Little Rock Visiting Milwaukee, President Biden beat the drums on a new infrastructure place-based investment that would inject $3.3 billion into 132 communities in 40 states. The program’s aim supposedly is to reconnect communities that were separated in the 1960s urban renewal and highway construction programs increasing inequity and racial separation in cities across the country. The spin on this program’s design would enable some highway retrofits and reconnection projects. At least, those were the headlines, but much of the detail focused on the electoral politics of the program and its ceremony in Milwaukee and the must-win battleground state of Wisconsin for Biden. Let’s look past the headlines and try to get a grip on this, because a targeted place-based initiative could be key in turning many communities around and forward.
Looking through the list, more projects are for planning than shovel-ready capital projects along with a handful of regional partnerships. The breakdown is roughly 72 planning, 8 regional partnerships, and 52 capital projects. Even though this underlines both a problem about how many projects are ready to rock versus how many are on the drawing board, the money investment is much greater in the capital projects, as well as some the regional efforts. The planning grants at least offer the prospects of a longer tail for this initiative in coming years.
Pine Bluff, Arkansas, is part of this play with a half-million planning grant to the University of Arkansas.

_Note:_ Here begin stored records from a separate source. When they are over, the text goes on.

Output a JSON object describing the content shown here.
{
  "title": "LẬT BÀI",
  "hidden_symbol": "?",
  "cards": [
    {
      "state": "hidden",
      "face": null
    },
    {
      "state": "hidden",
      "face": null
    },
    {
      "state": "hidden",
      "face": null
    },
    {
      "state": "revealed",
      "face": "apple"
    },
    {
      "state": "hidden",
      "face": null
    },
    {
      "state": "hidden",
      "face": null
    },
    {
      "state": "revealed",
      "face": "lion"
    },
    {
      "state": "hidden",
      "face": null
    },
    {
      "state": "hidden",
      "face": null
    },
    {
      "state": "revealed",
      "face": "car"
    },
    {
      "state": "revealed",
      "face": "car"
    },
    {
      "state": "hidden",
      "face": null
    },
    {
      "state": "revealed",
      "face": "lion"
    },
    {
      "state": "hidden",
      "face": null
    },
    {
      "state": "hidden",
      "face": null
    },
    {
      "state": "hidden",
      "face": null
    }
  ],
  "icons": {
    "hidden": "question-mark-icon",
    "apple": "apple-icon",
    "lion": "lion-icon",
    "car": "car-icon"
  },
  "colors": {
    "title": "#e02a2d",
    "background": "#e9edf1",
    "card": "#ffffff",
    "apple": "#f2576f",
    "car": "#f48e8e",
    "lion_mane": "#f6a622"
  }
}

The long-simmering issue of the destruction of Claiborne Avenue by the Interstate system in New Orleans won a planning grant of $2 million for the state Department of Transportation, but that’s obviously for simple remediation, not the opening shot in all likelihood to dismantling that albatross. On the other hand, the City of New Orleans won over $61 million to connect New Orleans East to the rest of the city with pedestrian and bike paths.
Big winners on the capital side included reuniting neighborhoods in Denver, Jacksonville, Atlanta along the Beltway, Missoula, Toledo, Philadelphia, Knoxville, Austin, and Milwaukee. Regionally, there was a significant capital award to connect the Selma to Montgomery Trail in Alabama, green zones in Sacramento, remove barriers in Los Angeles, and spruce up a creek in the Chelsea area of Boston, which we know well. In fact, there were a fair number of projects that created bike paths, trails, green space, and parks as part of this program, which makes sense and is kind of exciting. Juneau, Alaska, Decatur, Alabama, Atlanta again, Tucson, Miami, Jackson, and more all got lucky in this round.

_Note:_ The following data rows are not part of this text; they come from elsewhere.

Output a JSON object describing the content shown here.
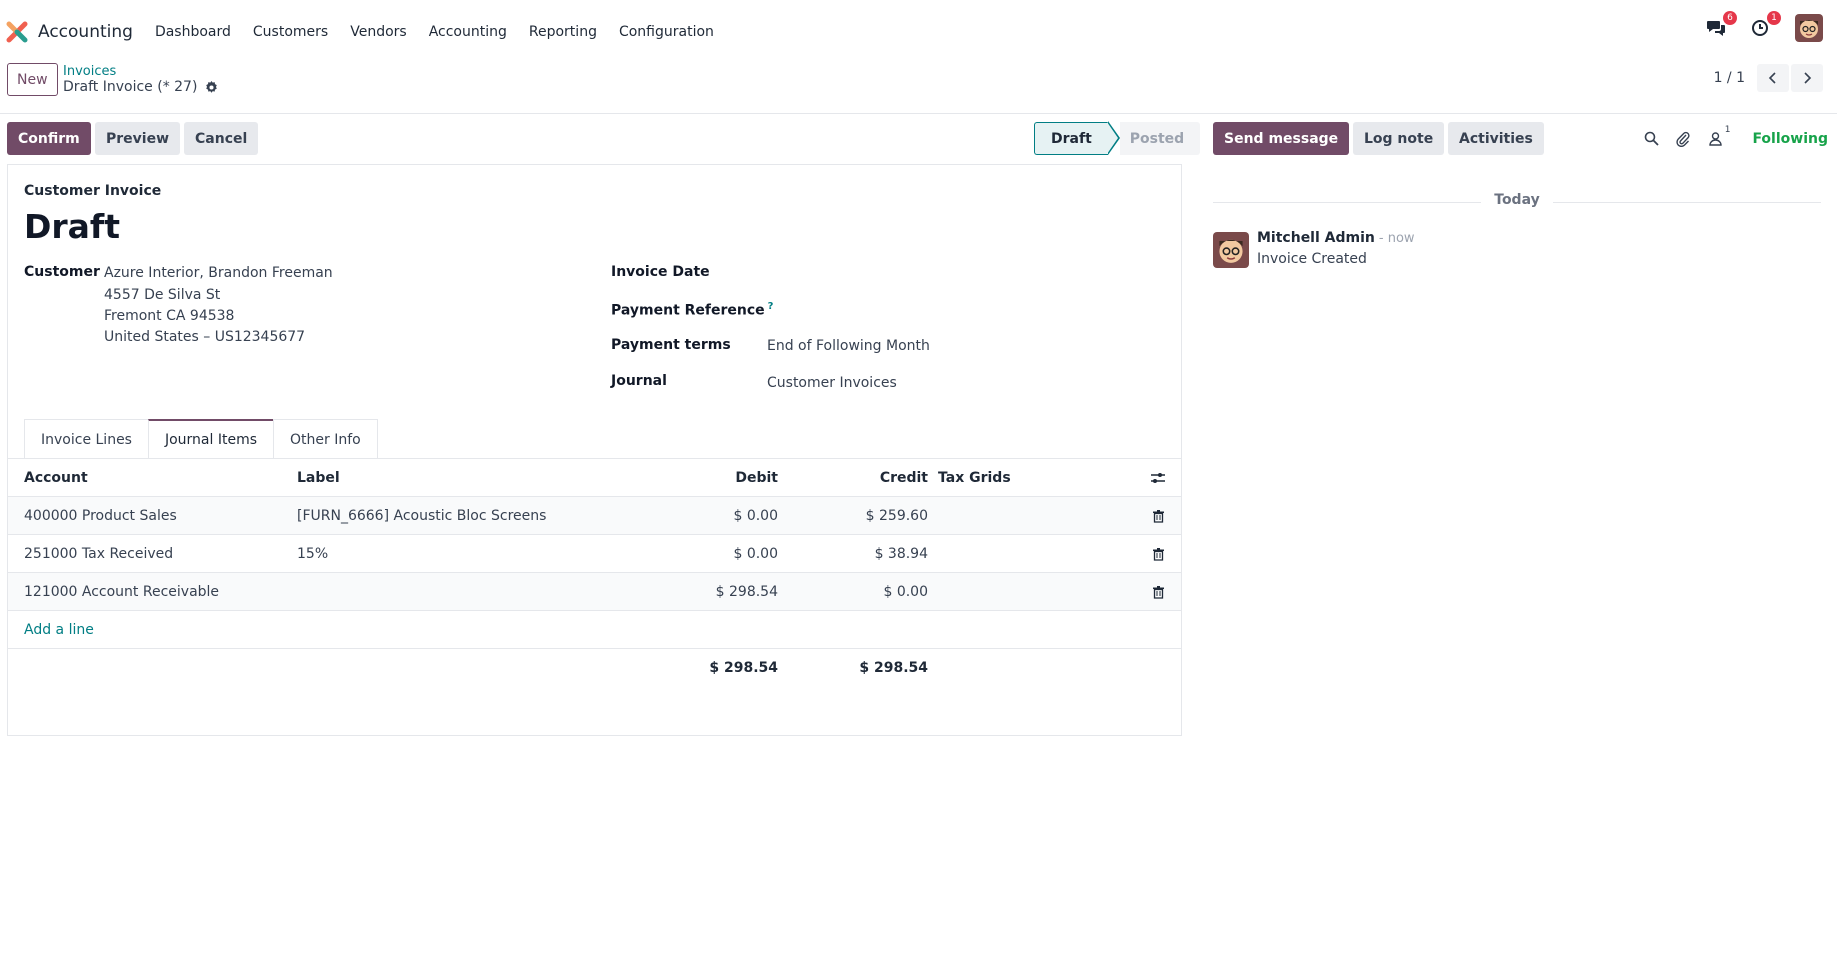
{
  "app": {
    "name": "Accounting",
    "menu": [
      "Dashboard",
      "Customers",
      "Vendors",
      "Accounting",
      "Reporting",
      "Configuration"
    ],
    "badges": {
      "messages": "6",
      "activities": "1"
    }
  },
  "control_panel": {
    "new_label": "New",
    "breadcrumb": "Invoices",
    "record_title": "Draft Invoice (* 27)",
    "pager": "1 / 1"
  },
  "statusbar": {
    "confirm": "Confirm",
    "preview": "Preview",
    "cancel": "Cancel",
    "stages": {
      "draft": "Draft",
      "posted": "Posted"
    }
  },
  "form": {
    "doc_type": "Customer Invoice",
    "state": "Draft",
    "customer_label": "Customer",
    "customer_lines": [
      "Azure Interior, Brandon Freeman",
      "4557 De Silva St",
      "Fremont CA 94538",
      "United States – US12345677"
    ],
    "invoice_date_label": "Invoice Date",
    "payment_reference_label": "Payment Reference",
    "payment_reference_help": "?",
    "payment_terms_label": "Payment terms",
    "payment_terms_value": "End of Following Month",
    "journal_label": "Journal",
    "journal_value": "Customer Invoices"
  },
  "tabs": [
    {
      "label": "Invoice Lines",
      "active": false
    },
    {
      "label": "Journal Items",
      "active": true
    },
    {
      "label": "Other Info",
      "active": false
    }
  ],
  "journal_items": {
    "headers": {
      "account": "Account",
      "label": "Label",
      "debit": "Debit",
      "credit": "Credit",
      "tax_grids": "Tax Grids"
    },
    "rows": [
      {
        "account": "400000 Product Sales",
        "label": "[FURN_6666] Acoustic Bloc Screens",
        "debit": "$ 0.00",
        "credit": "$ 259.60"
      },
      {
        "account": "251000 Tax Received",
        "label": "15%",
        "debit": "$ 0.00",
        "credit": "$ 38.94"
      },
      {
        "account": "121000 Account Receivable",
        "label": "",
        "debit": "$ 298.54",
        "credit": "$ 0.00"
      }
    ],
    "add_line": "Add a line",
    "total_debit": "$ 298.54",
    "total_credit": "$ 298.54"
  },
  "chatter": {
    "send_message": "Send message",
    "log_note": "Log note",
    "activities": "Activities",
    "followers_count": "1",
    "following": "Following",
    "date_separator": "Today",
    "messages": [
      {
        "author": "Mitchell Admin",
        "time": "- now",
        "body": "Invoice Created"
      }
    ]
  }
}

Zeroing in on neighborhoods and connecting the dots in a place-based strategy makes sense. Fifty years ago, ACORN fought the Wilbur Mills Expressway, now I-630, that divided neighborhood by race and income in Little Rock. I’m sorry that there was nothing in this award that addressed that issue, but that speaks to how much more than $3 billion is needed around the country to create more residential economic and racial equity. This is a great start, now we need more.